Latest Knesset launches with right-wing majority

Latest Knesset launches with right-wing majority
Analysis: The new Israeli government is expected to be more hard-line than ever.
3 min read
31 March, 2015
Netanyahu's right wing Likud party won a landslide victory in recent elections [Anadolu]

As the 20th Israeli parliament, known as the Knesset, opened its doors yesterday, 39 new members joined 81 veterans to swear their oaths of allegiance.

The session was celebratory in tone, and was attended by Israel's President Reuven Rivlin and Asher Dan Grunis, president of Israel's Supreme Court, as well as representatives from diplomatic missions in Israel.

"I urge all sides involved, to strive to conclude the coalition negotiations as soon as possible," said Rivlin.

"The public infrastructure is suffering from paralysis for several long months, and we must allow it to return to full functionality. Each day that passes exacts a higher price upon the Israeli people."

MKs elected Likud's Yuli Edelstein to continue his role as speaker for the 20th Knesset.

The right-wing Likud party scored a healthy majority in the recent elections, with 67 Knesset members under Binyamin Netanyahu.

Lawmakers from the Yesh Atid Party headed by Yair Lapid, and six parliamentarians from the Zionist Union are also thought to support Netanyahu's bid to form a government.

The new Knesset is expected to be more hard-line than ever before -
all the more likely if Yisrael Beiteinu, led by Avigdor Lieberman, and the Jewish Home Party, led by Naftali Bennett, remain outside the cabinet's lineup and form a right-wing opposition bloc.

Racist legislation?

     The public infrastructure is suffering from paralysis
- Reuven Rivlin, president of Israel

Regardless of the final cabinet lineup, the Knesset has actively proposed discriminating and racist legislation against Palestinians living in Israel and the occupied territories.
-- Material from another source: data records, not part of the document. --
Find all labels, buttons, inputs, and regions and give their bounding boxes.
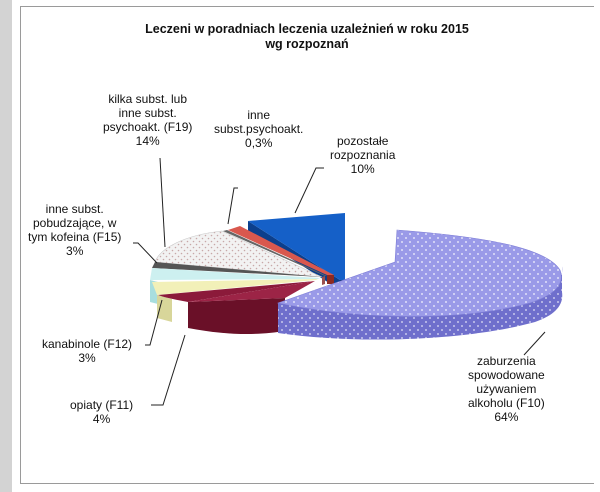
label-f11: opiaty (F11) 4% [70, 398, 133, 426]
leader-other-psych [227, 187, 238, 225]
label-line: inne subst. [45, 202, 104, 216]
slice-f19-side [322, 276, 325, 285]
slice-f11 [158, 281, 315, 302]
slice-f12 [152, 279, 318, 295]
label-line: pozostałe [337, 134, 389, 148]
left-panel-edge [0, 0, 12, 492]
slice-f10-side [278, 266, 563, 340]
label-value: 3% [66, 244, 84, 258]
label-line: rozpoznania [330, 148, 396, 162]
slice-other-psych [223, 230, 327, 276]
label-line: opiaty (F11) [70, 398, 134, 412]
label-value: 10% [350, 162, 375, 176]
slice-f11-side [188, 298, 285, 335]
slice-other-diag [228, 226, 334, 275]
label-other-psych: inne subst.psychoakt. 0,3% [214, 108, 303, 150]
slice-f12-side [157, 295, 172, 322]
leader-f10 [523, 331, 546, 356]
label-line: kanabinole (F12) [42, 337, 133, 351]
label-line: subst.psychoakt. [214, 122, 304, 136]
label-f10: zaburzenia spowodowane używaniem alkohol… [468, 354, 545, 424]
leader-f19 [159, 157, 166, 248]
slice-f15 [150, 268, 320, 280]
label-line: alkoholu (F10) [468, 396, 545, 410]
slice-f11-top [188, 281, 315, 302]
label-value: 14% [135, 134, 160, 148]
label-line: inne subst. [118, 106, 177, 120]
leader-f15 [133, 242, 158, 264]
label-line: psychoakt. (F19) [103, 120, 193, 134]
slice-f10 [276, 229, 562, 317]
label-line: zaburzenia [477, 354, 536, 368]
chart-title: Leczeni w poradniach leczenia uzależnień… [145, 22, 469, 36]
label-value: 3% [78, 351, 96, 365]
slice-f15-dark [152, 262, 322, 277]
leader-other-diag [294, 167, 324, 214]
label-value: 4% [92, 412, 111, 426]
slice-other-diag-side [327, 275, 334, 284]
label-other-diag: pozostałe rozpoznania 10% [330, 134, 395, 176]
label-f19: kilka subst. lub inne subst. psychoakt. … [103, 92, 192, 148]
slice-exploded-blue [248, 213, 345, 280]
leader-f11 [151, 334, 186, 406]
label-value: 0,3% [245, 136, 273, 150]
label-value: 64% [494, 410, 519, 424]
label-line: używaniem [476, 382, 537, 396]
chart-subtitle: wg rozpoznań [265, 37, 349, 51]
label-line: pobudzające, w [32, 216, 117, 230]
leader-f12 [145, 299, 163, 346]
label-line: tym kofeina (F15) [28, 230, 122, 244]
label-line: spowodowane [468, 368, 545, 382]
label-line: inne [247, 108, 271, 122]
label-f15: inne subst. pobudzające, w tym kofeina (… [28, 202, 121, 258]
label-line: kilka subst. lub [108, 92, 188, 106]
label-f12: kanabinole (F12) 3% [42, 337, 132, 365]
After elections, Israeli newspapers said Netanyahu and Lieberman had been struggling to revive the "Jewish nation-state" bill, which describes the land of Israel as the historic homeland of the Jewish people.

It also stipulates that the state of Israel is the national home of the Jewish people, where Jews can fulfil their right to self-determination, according to their cultural and historic heritage.
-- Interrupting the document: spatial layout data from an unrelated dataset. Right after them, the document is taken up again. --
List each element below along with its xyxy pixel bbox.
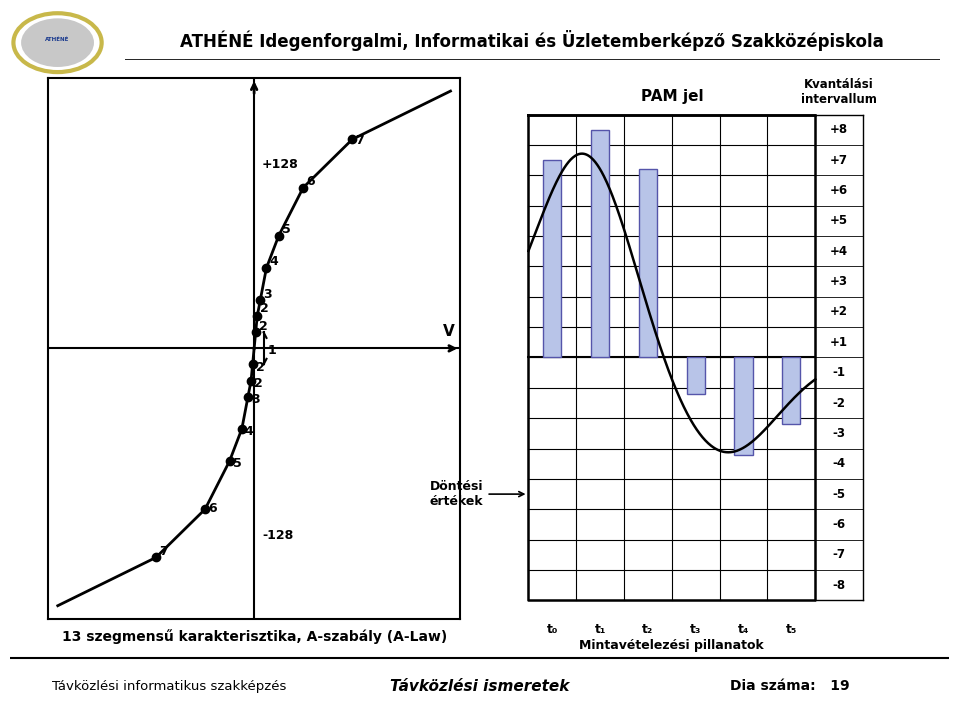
Text: t₁: t₁ bbox=[595, 623, 606, 636]
Text: -3: -3 bbox=[832, 427, 846, 440]
Text: +3: +3 bbox=[830, 275, 848, 288]
Text: Dia száma:   19: Dia száma: 19 bbox=[730, 679, 850, 693]
Text: -7: -7 bbox=[832, 548, 846, 561]
Text: -8: -8 bbox=[832, 579, 846, 592]
Text: -6: -6 bbox=[832, 518, 846, 531]
Text: -5: -5 bbox=[832, 488, 846, 501]
Text: 2: 2 bbox=[255, 361, 265, 374]
Text: 13 szegmensű karakterisztika, A-szabály (A-Law): 13 szegmensű karakterisztika, A-szabály … bbox=[61, 629, 447, 643]
Text: Mintavételezési pillanatok: Mintavételezési pillanatok bbox=[579, 639, 764, 653]
Text: V: V bbox=[443, 324, 455, 338]
Text: t₅: t₅ bbox=[785, 623, 797, 636]
Bar bbox=[591, 130, 609, 358]
Text: 6: 6 bbox=[208, 502, 217, 515]
Text: t₀: t₀ bbox=[547, 623, 558, 636]
Text: ATHÉNÉ: ATHÉNÉ bbox=[45, 37, 70, 42]
Text: 7: 7 bbox=[159, 545, 168, 558]
Text: +128: +128 bbox=[262, 159, 299, 171]
Text: 6: 6 bbox=[306, 175, 315, 188]
Text: +2: +2 bbox=[830, 306, 848, 319]
Text: -4: -4 bbox=[832, 457, 846, 470]
Text: 5: 5 bbox=[232, 457, 242, 471]
Text: 4: 4 bbox=[245, 425, 253, 438]
Bar bbox=[543, 160, 561, 358]
Text: t₂: t₂ bbox=[643, 623, 654, 636]
Text: +6: +6 bbox=[830, 184, 849, 197]
Text: -1: -1 bbox=[832, 366, 846, 379]
Text: +5: +5 bbox=[830, 215, 849, 228]
Text: 2: 2 bbox=[260, 302, 269, 316]
Bar bbox=[639, 169, 657, 358]
Bar bbox=[687, 358, 705, 394]
Text: +7: +7 bbox=[830, 154, 848, 166]
Text: t₄: t₄ bbox=[737, 623, 749, 636]
Bar bbox=[783, 358, 801, 424]
Text: 1: 1 bbox=[268, 343, 276, 356]
Text: 7: 7 bbox=[355, 134, 364, 147]
Text: PAM jel: PAM jel bbox=[641, 89, 703, 104]
Text: +1: +1 bbox=[830, 336, 848, 349]
Bar bbox=[735, 358, 753, 454]
Text: 3: 3 bbox=[263, 287, 271, 301]
Text: 3: 3 bbox=[251, 393, 260, 406]
Text: 2: 2 bbox=[259, 320, 268, 333]
Text: 4: 4 bbox=[269, 255, 278, 269]
Text: +8: +8 bbox=[830, 123, 849, 137]
Text: t₃: t₃ bbox=[690, 623, 701, 636]
Text: 2: 2 bbox=[254, 377, 263, 390]
Text: 5: 5 bbox=[282, 223, 291, 236]
Circle shape bbox=[21, 18, 94, 67]
Text: +4: +4 bbox=[830, 245, 849, 258]
Text: -128: -128 bbox=[262, 529, 293, 542]
Text: Kvantálási
intervallum: Kvantálási intervallum bbox=[802, 78, 877, 106]
Text: -2: -2 bbox=[832, 397, 846, 410]
Text: Távközlési informatikus szakképzés: Távközlési informatikus szakképzés bbox=[52, 680, 287, 693]
Text: Távközlési ismeretek: Távközlési ismeretek bbox=[389, 678, 570, 694]
Text: Döntési
értékek: Döntési értékek bbox=[430, 480, 524, 508]
Text: ATHÉNÉ Idegenforgalmi, Informatikai és Üzletemberképző Szakközépiskola: ATHÉNÉ Idegenforgalmi, Informatikai és Ü… bbox=[180, 30, 884, 51]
The bill gives Palestinians citizens only individual civil rights, requiring non-Jewish citizens to swear an oath of allegiance to Israel as a "Jewish and democratic state".

Non-Jews seeking to become Israeli citizens will be require to make this loyalty oath, which will mainly affect Palestinians from the West Bank who marry Palestinian citizens of Israel.
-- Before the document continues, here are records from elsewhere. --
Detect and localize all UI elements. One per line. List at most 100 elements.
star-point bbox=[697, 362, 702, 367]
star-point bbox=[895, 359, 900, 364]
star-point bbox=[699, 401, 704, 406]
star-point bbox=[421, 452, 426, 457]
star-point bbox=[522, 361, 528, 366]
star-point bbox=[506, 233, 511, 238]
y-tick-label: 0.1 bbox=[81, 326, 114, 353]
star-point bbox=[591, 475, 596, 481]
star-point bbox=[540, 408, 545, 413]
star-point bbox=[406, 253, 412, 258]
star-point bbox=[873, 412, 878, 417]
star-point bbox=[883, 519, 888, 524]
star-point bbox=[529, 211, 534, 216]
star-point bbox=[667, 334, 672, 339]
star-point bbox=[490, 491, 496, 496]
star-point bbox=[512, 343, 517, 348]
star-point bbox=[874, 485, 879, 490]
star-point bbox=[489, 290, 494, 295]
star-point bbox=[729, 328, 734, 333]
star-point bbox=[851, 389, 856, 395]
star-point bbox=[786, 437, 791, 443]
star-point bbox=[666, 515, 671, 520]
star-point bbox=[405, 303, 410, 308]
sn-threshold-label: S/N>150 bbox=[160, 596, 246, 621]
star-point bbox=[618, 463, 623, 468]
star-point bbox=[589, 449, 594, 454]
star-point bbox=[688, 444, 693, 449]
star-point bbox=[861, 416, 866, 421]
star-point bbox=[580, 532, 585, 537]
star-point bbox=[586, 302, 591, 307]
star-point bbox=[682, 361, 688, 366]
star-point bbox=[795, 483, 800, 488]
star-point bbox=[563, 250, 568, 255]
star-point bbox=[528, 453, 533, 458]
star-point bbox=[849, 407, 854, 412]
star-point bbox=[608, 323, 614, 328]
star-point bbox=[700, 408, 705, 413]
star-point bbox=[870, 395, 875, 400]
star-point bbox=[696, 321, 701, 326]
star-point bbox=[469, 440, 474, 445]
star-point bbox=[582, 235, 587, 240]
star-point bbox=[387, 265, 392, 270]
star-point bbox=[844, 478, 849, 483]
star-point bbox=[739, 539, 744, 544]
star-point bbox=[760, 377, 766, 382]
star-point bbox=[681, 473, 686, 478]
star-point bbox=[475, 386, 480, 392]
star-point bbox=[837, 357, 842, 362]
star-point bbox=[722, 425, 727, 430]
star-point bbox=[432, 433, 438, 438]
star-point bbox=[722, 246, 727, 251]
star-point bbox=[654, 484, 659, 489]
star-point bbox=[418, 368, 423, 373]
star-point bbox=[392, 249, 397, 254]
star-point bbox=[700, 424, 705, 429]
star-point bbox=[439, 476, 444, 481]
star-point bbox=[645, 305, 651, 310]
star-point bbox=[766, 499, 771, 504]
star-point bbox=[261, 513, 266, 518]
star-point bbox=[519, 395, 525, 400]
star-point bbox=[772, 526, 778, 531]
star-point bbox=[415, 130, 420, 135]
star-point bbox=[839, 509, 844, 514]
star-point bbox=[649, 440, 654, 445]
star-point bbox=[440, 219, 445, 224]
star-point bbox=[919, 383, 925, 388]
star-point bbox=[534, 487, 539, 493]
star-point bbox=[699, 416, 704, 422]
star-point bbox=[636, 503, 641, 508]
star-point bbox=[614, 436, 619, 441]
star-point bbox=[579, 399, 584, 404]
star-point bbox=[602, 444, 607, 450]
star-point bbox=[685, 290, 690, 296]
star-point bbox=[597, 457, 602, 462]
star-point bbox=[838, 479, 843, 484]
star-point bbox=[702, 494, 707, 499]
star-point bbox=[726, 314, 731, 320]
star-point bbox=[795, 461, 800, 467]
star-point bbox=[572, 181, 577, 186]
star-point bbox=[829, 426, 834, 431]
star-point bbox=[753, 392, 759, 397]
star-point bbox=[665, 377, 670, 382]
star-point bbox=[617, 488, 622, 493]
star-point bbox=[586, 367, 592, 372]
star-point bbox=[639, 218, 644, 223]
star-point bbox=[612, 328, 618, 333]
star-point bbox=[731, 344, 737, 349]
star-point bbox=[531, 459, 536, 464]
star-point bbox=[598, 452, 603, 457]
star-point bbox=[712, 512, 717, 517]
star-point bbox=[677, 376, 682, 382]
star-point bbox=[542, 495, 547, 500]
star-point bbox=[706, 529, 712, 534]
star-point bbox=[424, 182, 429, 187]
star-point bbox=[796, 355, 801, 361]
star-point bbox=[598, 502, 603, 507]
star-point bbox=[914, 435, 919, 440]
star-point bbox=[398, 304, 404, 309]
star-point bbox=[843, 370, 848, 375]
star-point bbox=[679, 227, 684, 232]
Meanwhile, the Likud and Labor parties are expected to push a law removing Arabic as an official language in Israel.

The anticipated legislation is expected to target Israel's Supreme Court and the Israeli judiciary. Some Likud members, including Knesset lawmaker Yaron Yariv, have revealed his party wants to enact a law to limit the prerogatives of the Supreme Court, especially its ability to annul laws it considers racist or a violation of human rights.

With the electoral threshold raised to 3.25 percent, the three Arab blocs in the Knesset have been compelled to form an electoral alliance, named the "Joint List".

It was not named the Unified Arab List, as it includes the Democratic Front, a party pitching itself as an Arab-Jewish party. The Joint List won 13 seats and came third after Likud and Labor.

Although the Arab parties won two seats more than their 19th Knesset total,, their ability to influence Israeli politics remains slim.

This article is an edited translation from our Arabic edition.